I originally has hoped to replace the fountain, so I needed to do something more tricky than just photographing a silvered ball for the environment map. Instead, I took 70+ digital photos of the area around the fountain, and stitched them together avoiding the fountain altogether.

Since the photos were uncalibrated - position, orientation, exposure, etc. of my camera were all unknown - I had to do some kind of a structure solve to recover the camera poses. Luckily the focal length etc. was constant (I measured it to be a 22.5 degree field of view with a 4x3 aspect ratio). I also measured the size of the fountain (it's essentially 4 metres across diagonally). Then by hand I identified a number of points common to multiple photos, such as the top of a signpost or a corner of a building. Then using the known locations of the corners of the fountain I solved (using MATLAB) for the poses of the cameras that could see the fountain, then from these figured out a least-squares solution for the 3d positions of other points those cameras could see, and continued to iterate back and forther between known points and known cameras.

Once I had the poses, I assembled a very simplified geometrical representation of the scene (essentially a 10 sided prism). I first projected CIE standard clear-sky model onto this scene, then one by one projected and blended in the photographs (after rescaling them to try to match their exposure, and masking out bad pixels from the fountain or passers-by). Finally, I used photoshop to smooth other boundaries between photos and fill in a few holes.

To improve surface detail I had the idea of adding a small-length-scale random perturbation to my levelset function, which would perturb the surface with it. This is essentially a simplified form of hypertexture, using signed distance instead of density, and addition instead of various min/max/etc operations. This perturbation function would be periodic (i.e. only a single tile would be stored). It could be constructed to simulate things such as chisel marks, concrete or conglomerates, porous stone, etc. It could be easily incorporated into the ray-tracer, simply by adding to the evaluation, which was already pretty robust with the secant solver, just making sure that the perturbation had gradient less than 1). Unfortunately I only had time to implement trilinear interpolation and a slightly smoothed random texture, which is not good enough for visible texturing.

Example: hand without texture, hand with too much rough texture:

I also didn't have time to experiment with global illumination and more advanced BRDF's. However, after seeing Kurt Akeley's presentation at the contest, I realized my existing implementation was perfect for directly simulating microfacet models with just the Whitted algorithm. I simply needed to reduce the length-scale of the perturbations to below pixel size, at which point the texture really became just a microfacet distribution.
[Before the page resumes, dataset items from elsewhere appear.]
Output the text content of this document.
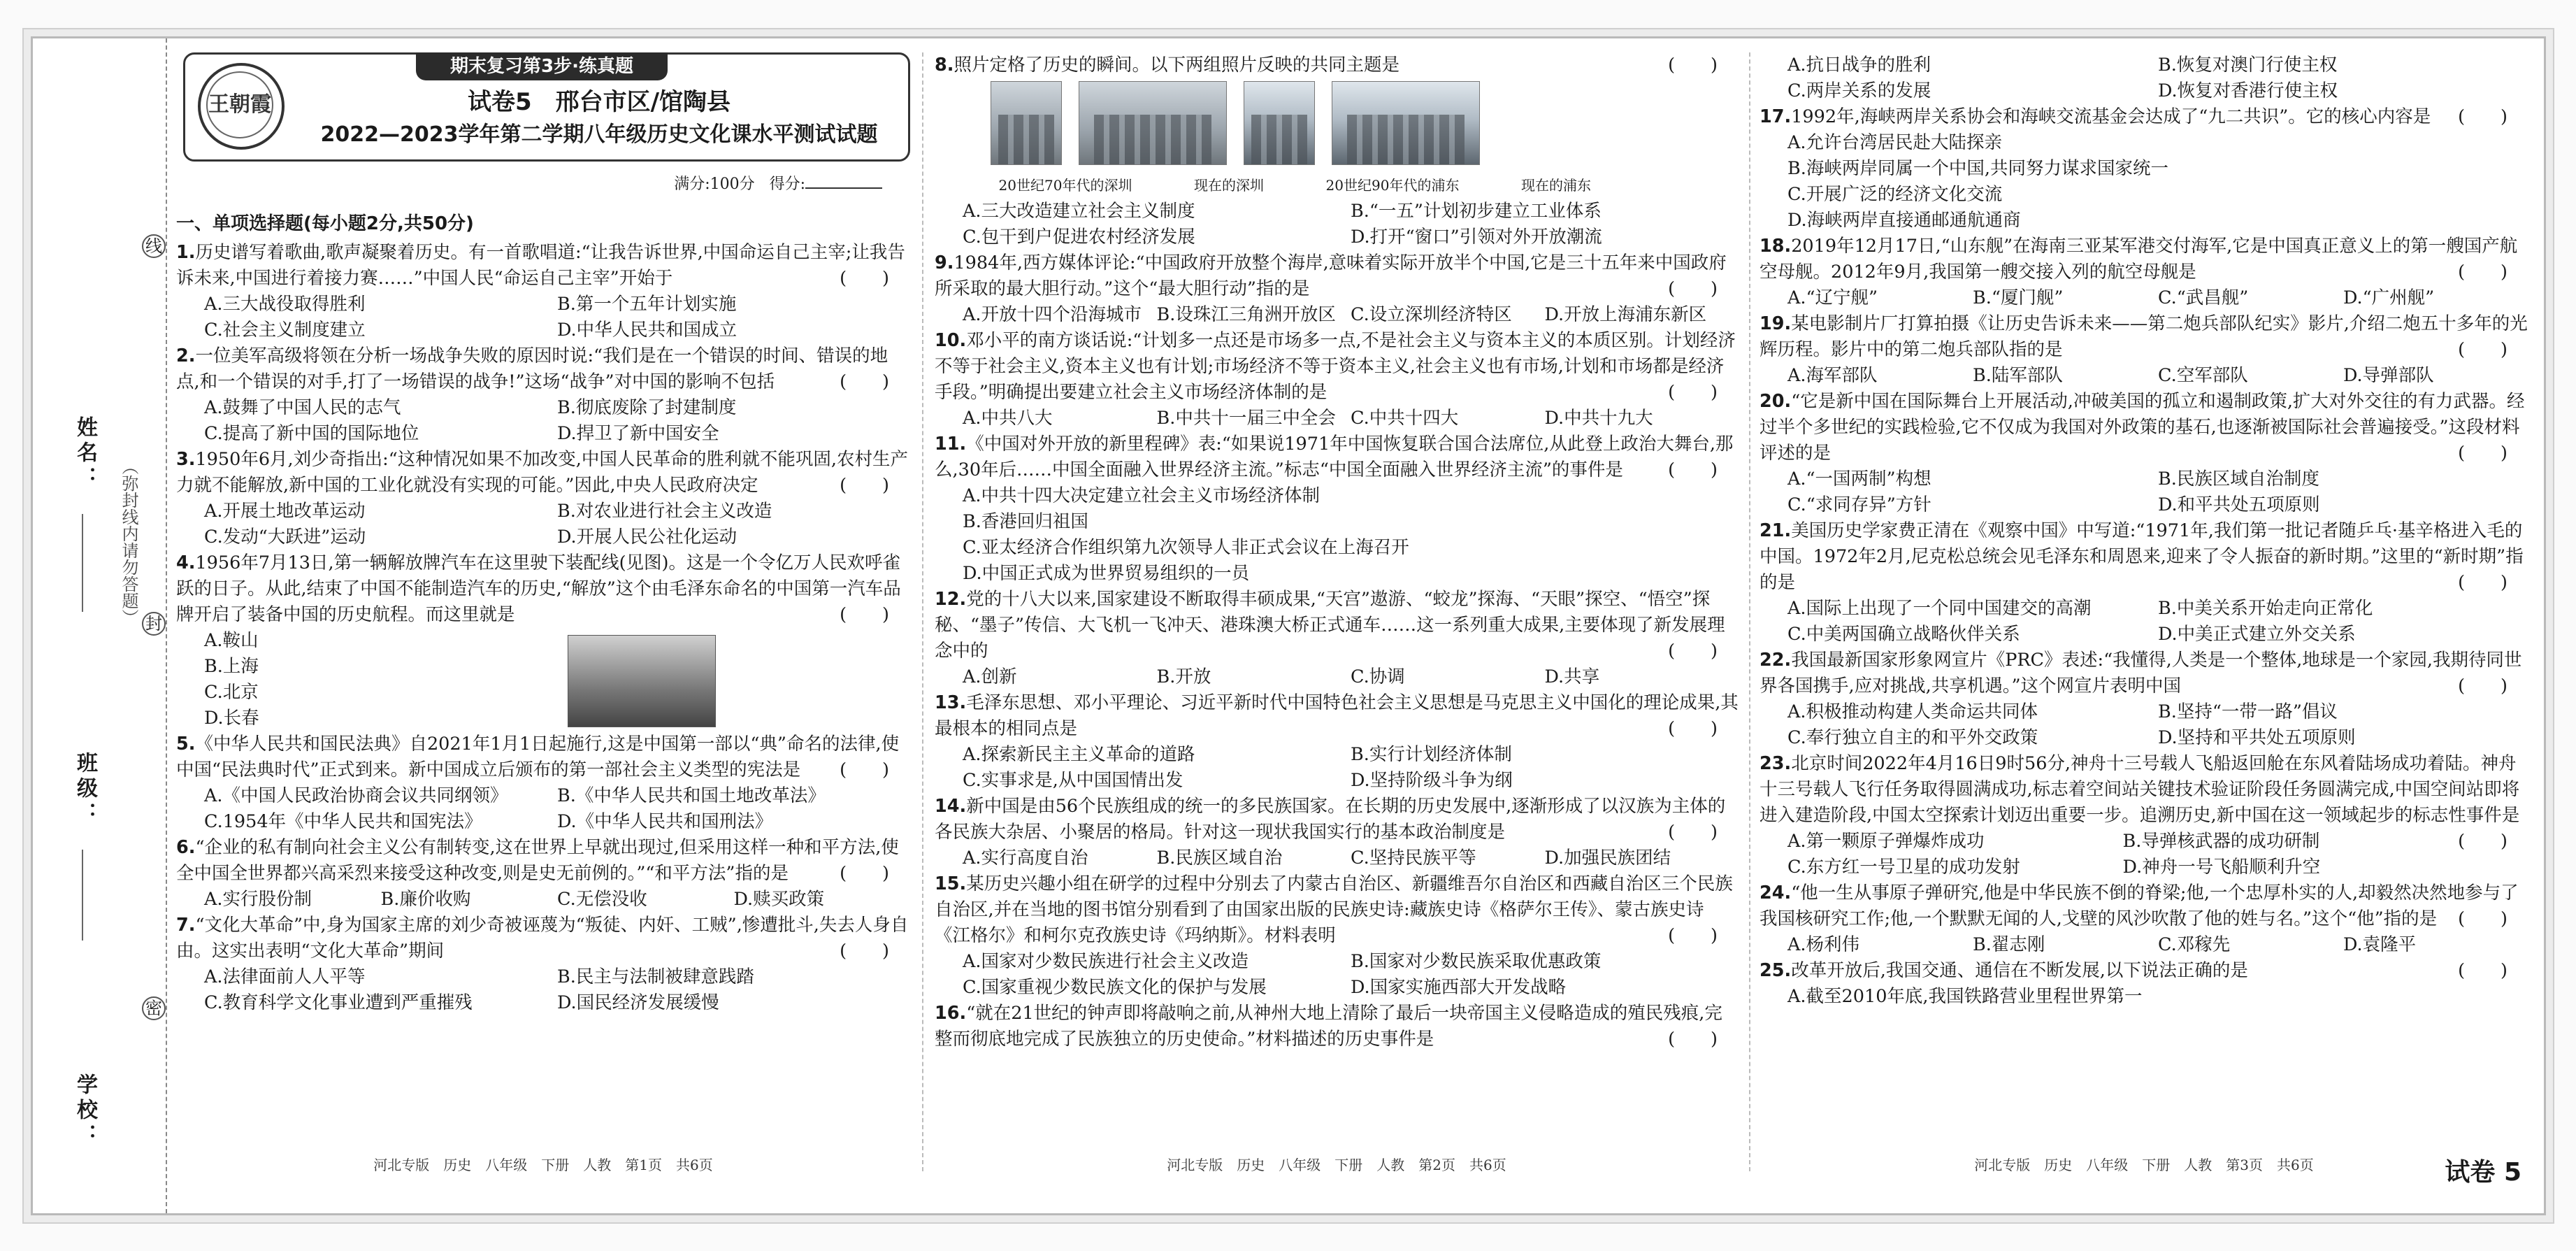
姓名：
班级：
学校：
（弥封线内请勿答题）
线
封
密
期末复习第3步·练真题
王朝霞	试卷5　邢台市区/馆陶县
2022—2023学年第二学期八年级历史文化课水平测试试题
满分:100分 得分:
一、单项选择题(每小题2分,共50分)
1.历史谱写着歌曲,歌声凝聚着历史。有一首歌唱道:“让我告诉世界,中国命运自己主宰;让我告诉未来,中国进行着接力赛……”中国人民“命运自己主宰”开始于	(　　)
A.三大战役取得胜利	B.第一个五年计划实施
C.社会主义制度建立	D.中华人民共和国成立
2.一位美军高级将领在分析一场战争失败的原因时说:“我们是在一个错误的时间、错误的地点,和一个错误的对手,打了一场错误的战争!”这场“战争”对中国的影响不包括	(　　)
A.鼓舞了中国人民的志气	B.彻底废除了封建制度
C.提高了新中国的国际地位	D.捍卫了新中国安全
3.1950年6月,刘少奇指出:“这种情况如果不加改变,中国人民革命的胜利就不能巩固,农村生产力就不能解放,新中国的工业化就没有实现的可能。”因此,中央人民政府决定	(　　)
A.开展土地改革运动	B.对农业进行社会主义改造
C.发动“大跃进”运动	D.开展人民公社化运动
4.1956年7月13日,第一辆解放牌汽车在这里驶下装配线(见图)。这是一个令亿万人民欢呼雀跃的日子。从此,结束了中国不能制造汽车的历史,“解放”这个由毛泽东命名的中国第一汽车品牌开启了装备中国的历史航程。而这里就是	(　　)
A.鞍山
B.上海
C.北京
D.长春
5.《中华人民共和国民法典》自2021年1月1日起施行,这是中国第一部以“典”命名的法律,使中国“民法典时代”正式到来。新中国成立后颁布的第一部社会主义类型的宪法是 (　　)
A.《中国人民政治协商会议共同纲领》	B.《中华人民共和国土地改革法》
C.1954年《中华人民共和国宪法》	D.《中华人民共和国刑法》
6.“企业的私有制向社会主义公有制转变,这在世界上早就出现过,但采用这样一种和平方法,使全中国全世界都兴高采烈来接受这种改变,则是史无前例的。”“和平方法”指的是	(　　)
A.实行股份制	B.廉价收购	C.无偿没收	D.赎买政策
7.“文化大革命”中,身为国家主席的刘少奇被诬蔑为“叛徒、内奸、工贼”,惨遭批斗,失去人身自由。这实出表明“文化大革命”期间	(　　)
A.法律面前人人平等	B.民主与法制被肆意践踏
C.教育科学文化事业遭到严重摧残	D.国民经济发展缓慢
河北专版　历史　八年级　下册　人教　第1页　共6页
8.照片定格了历史的瞬间。以下两组照片反映的共同主题是	(　　)
20世纪70年代的深圳	现在的深圳	20世纪90年代的浦东	现在的浦东
A.三大改造建立社会主义制度	B.“一五”计划初步建立工业体系
C.包干到户促进农村经济发展	D.打开“窗口”引领对外开放潮流
9.1984年,西方媒体评论:“中国政府开放整个海岸,意味着实际开放半个中国,它是三十五年来中国政府所采取的最大胆行动。”这个“最大胆行动”指的是	(　　)
A.开放十四个沿海城市 B.设珠江三角洲开放区 C.设立深圳经济特区	D.开放上海浦东新区
10.邓小平的南方谈话说:“计划多一点还是市场多一点,不是社会主义与资本主义的本质区别。计划经济不等于社会主义,资本主义也有计划;市场经济不等于资本主义,社会主义也有市场,计划和市场都是经济手段。”明确提出要建立社会主义市场经济体制的是	(　　)
A.中共八大	B.中共十一届三中全会 C.中共十四大	D.中共十九大
11.《中国对外开放的新里程碑》表:“如果说1971年中国恢复联合国合法席位,从此登上政治大舞台,那么,30年后……中国全面融入世界经济主流。”标志“中国全面融入世界经济主流”的事件是	(　　)
A.中共十四大决定建立社会主义市场经济体制
B.香港回归祖国
C.亚太经济合作组织第九次领导人非正式会议在上海召开
D.中国正式成为世界贸易组织的一员
12.党的十八大以来,国家建设不断取得丰硕成果,“天宫”遨游、“蛟龙”探海、“天眼”探空、“悟空”探秘、“墨子”传信、大飞机一飞冲天、港珠澳大桥正式通车……这一系列重大成果,主要体现了新发展理念中的	(　　)
A.创新	B.开放	C.协调	D.共享
13.毛泽东思想、邓小平理论、习近平新时代中国特色社会主义思想是马克思主义中国化的理论成果,其最根本的相同点是	(　　)
A.探索新民主主义革命的道路	B.实行计划经济体制
C.实事求是,从中国国情出发	D.坚持阶级斗争为纲
14.新中国是由56个民族组成的统一的多民族国家。在长期的历史发展中,逐渐形成了以汉族为主体的各民族大杂居、小聚居的格局。针对这一现状我国实行的基本政治制度是	(　　)
A.实行高度自治	B.民族区域自治	C.坚持民族平等	D.加强民族团结
15.某历史兴趣小组在研学的过程中分别去了内蒙古自治区、新疆维吾尔自治区和西藏自治区三个民族自治区,并在当地的图书馆分别看到了由国家出版的民族史诗:藏族史诗《格萨尔王传》、蒙古族史诗《江格尔》和柯尔克孜族史诗《玛纳斯》。材料表明	(　　)
A.国家对少数民族进行社会主义改造	B.国家对少数民族采取优惠政策
C.国家重视少数民族文化的保护与发展	D.国家实施西部大开发战略
16.“就在21世纪的钟声即将敲响之前,从神州大地上清除了最后一块帝国主义侵略造成的殖民残痕,完整而彻底地完成了民族独立的历史使命。”材料描述的历史事件是	(　　)
河北专版　历史　八年级　下册　人教　第2页　共6页
A.抗日战争的胜利	B.恢复对澳门行使主权
C.两岸关系的发展	D.恢复对香港行使主权
17.1992年,海峡两岸关系协会和海峡交流基金会达成了“九二共识”。它的核心内容是 (　　)
A.允许台湾居民赴大陆探亲
B.海峡两岸同属一个中国,共同努力谋求国家统一
C.开展广泛的经济文化交流
D.海峡两岸直接通邮通航通商
18.2019年12月17日,“山东舰”在海南三亚某军港交付海军,它是中国真正意义上的第一艘国产航空母舰。2012年9月,我国第一艘交接入列的航空母舰是	(　　)
A.“辽宁舰”	B.“厦门舰”	C.“武昌舰”	D.“广州舰”
19.某电影制片厂打算拍摄《让历史告诉未来——第二炮兵部队纪实》影片,介绍二炮五十多年的光辉历程。影片中的第二炮兵部队指的是	(　　)
A.海军部队	B.陆军部队	C.空军部队	D.导弹部队
20.“它是新中国在国际舞台上开展活动,冲破美国的孤立和遏制政策,扩大对外交往的有力武器。经过半个多世纪的实践检验,它不仅成为我国对外政策的基石,也逐渐被国际社会普遍接受。”这段材料评述的是	(　　)
A.“一国两制”构想	B.民族区域自治制度
C.“求同存异”方针	D.和平共处五项原则
21.美国历史学家费正清在《观察中国》中写道:“1971年,我们第一批记者随乒乓·基辛格进入毛的中国。1972年2月,尼克松总统会见毛泽东和周恩来,迎来了令人振奋的新时期。”这里的“新时期”指的是	(　　)
A.国际上出现了一个同中国建交的高潮	B.中美关系开始走向正常化
C.中美两国确立战略伙伴关系	D.中美正式建立外交关系
22.我国最新国家形象网宣片《PRC》表述:“我懂得,人类是一个整体,地球是一个家园,我期待同世界各国携手,应对挑战,共享机遇。”这个网宣片表明中国	(　　)
A.积极推动构建人类命运共同体	B.坚持“一带一路”倡议
C.奉行独立自主的和平外交政策	D.坚持和平共处五项原则
23.北京时间2022年4月16日9时56分,神舟十三号载人飞船返回舱在东风着陆场成功着陆。神舟十三号载人飞行任务取得圆满成功,标志着空间站关键技术验证阶段任务圆满完成,中国空间站即将进入建造阶段,中国太空探索计划迈出重要一步。追溯历史,新中国在这一领域起步的标志性事件是
(　　)
A.第一颗原子弹爆炸成功	B.导弹核武器的成功研制
C.东方红一号卫星的成功发射	D.神舟一号飞船顺利升空
24.“他一生从事原子弹研究,他是中华民族不倒的脊梁;他,一个忠厚朴实的人,却毅然决然地参与了我国核研究工作;他,一个默默无闻的人,戈壁的风沙吹散了他的姓与名。”这个“他”指的是 (　　)
A.杨利伟	B.翟志刚	C.邓稼先	D.袁隆平
25.改革开放后,我国交通、通信在不断发展,以下说法正确的是	(　　)
A.截至2010年底,我国铁路营业里程世界第一
河北专版　历史　八年级　下册　人教　第3页　共6页	试卷 5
For the Monte Carlo simulation I sent in about a 100 rays per pixel, with the surface material just a mirror ("shinymetal").
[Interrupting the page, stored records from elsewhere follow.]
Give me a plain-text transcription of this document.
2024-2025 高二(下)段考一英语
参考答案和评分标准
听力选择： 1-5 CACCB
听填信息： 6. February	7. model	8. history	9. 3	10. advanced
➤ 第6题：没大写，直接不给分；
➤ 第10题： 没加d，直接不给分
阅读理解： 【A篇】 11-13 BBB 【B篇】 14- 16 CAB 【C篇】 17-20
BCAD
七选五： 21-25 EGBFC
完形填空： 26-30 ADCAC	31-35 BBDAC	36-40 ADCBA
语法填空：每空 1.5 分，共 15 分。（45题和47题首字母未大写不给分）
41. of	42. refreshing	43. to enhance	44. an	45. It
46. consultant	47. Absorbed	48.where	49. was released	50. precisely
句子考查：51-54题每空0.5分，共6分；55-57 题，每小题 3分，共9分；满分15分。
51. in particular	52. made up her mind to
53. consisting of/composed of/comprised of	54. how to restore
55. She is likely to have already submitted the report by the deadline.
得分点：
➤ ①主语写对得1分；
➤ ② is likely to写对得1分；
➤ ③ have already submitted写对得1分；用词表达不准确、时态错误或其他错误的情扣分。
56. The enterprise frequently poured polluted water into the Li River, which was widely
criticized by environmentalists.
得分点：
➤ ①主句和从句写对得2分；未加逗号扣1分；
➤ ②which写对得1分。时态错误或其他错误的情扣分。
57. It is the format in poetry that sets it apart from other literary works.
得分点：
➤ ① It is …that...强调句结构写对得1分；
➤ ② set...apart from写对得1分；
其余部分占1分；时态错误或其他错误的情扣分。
Examples of the final image with no microtexture and with more microtexture.

Finally, there was the issue of compositing the synthetic images with the real photos. I wanted shadows from the sculpture to fall onto the ground in the photo, so I used Debevec's differential rendering idea. I augmented lrt with flags that could make object invisible to rays coming directly from the eye, but visible on all subsequent bounces. Then I could render just the ground plane, then the ground plane with shadows from the object (and using a distant point light source where the sun was, computed again from CIE formulas in the IES handbook) but no object visible above it. The difference of the two images gave the shadows. I could add the shadows to the original photo (scaled down to account for indirect illumination). Finally, the sculpture rendered without ground plane can be composited "atop" of that. The illumination map is of course not directly visible.

The various source images for a composited image (with just a plastic material for the figure, no microfacets):

I put everything in one big .tar.gz, but organizated into subdirectories. Unfortunately I didn't save some of the throw-away MATLAB scripts to export the solved camera poses, but I'm including those output files so nothing is lost.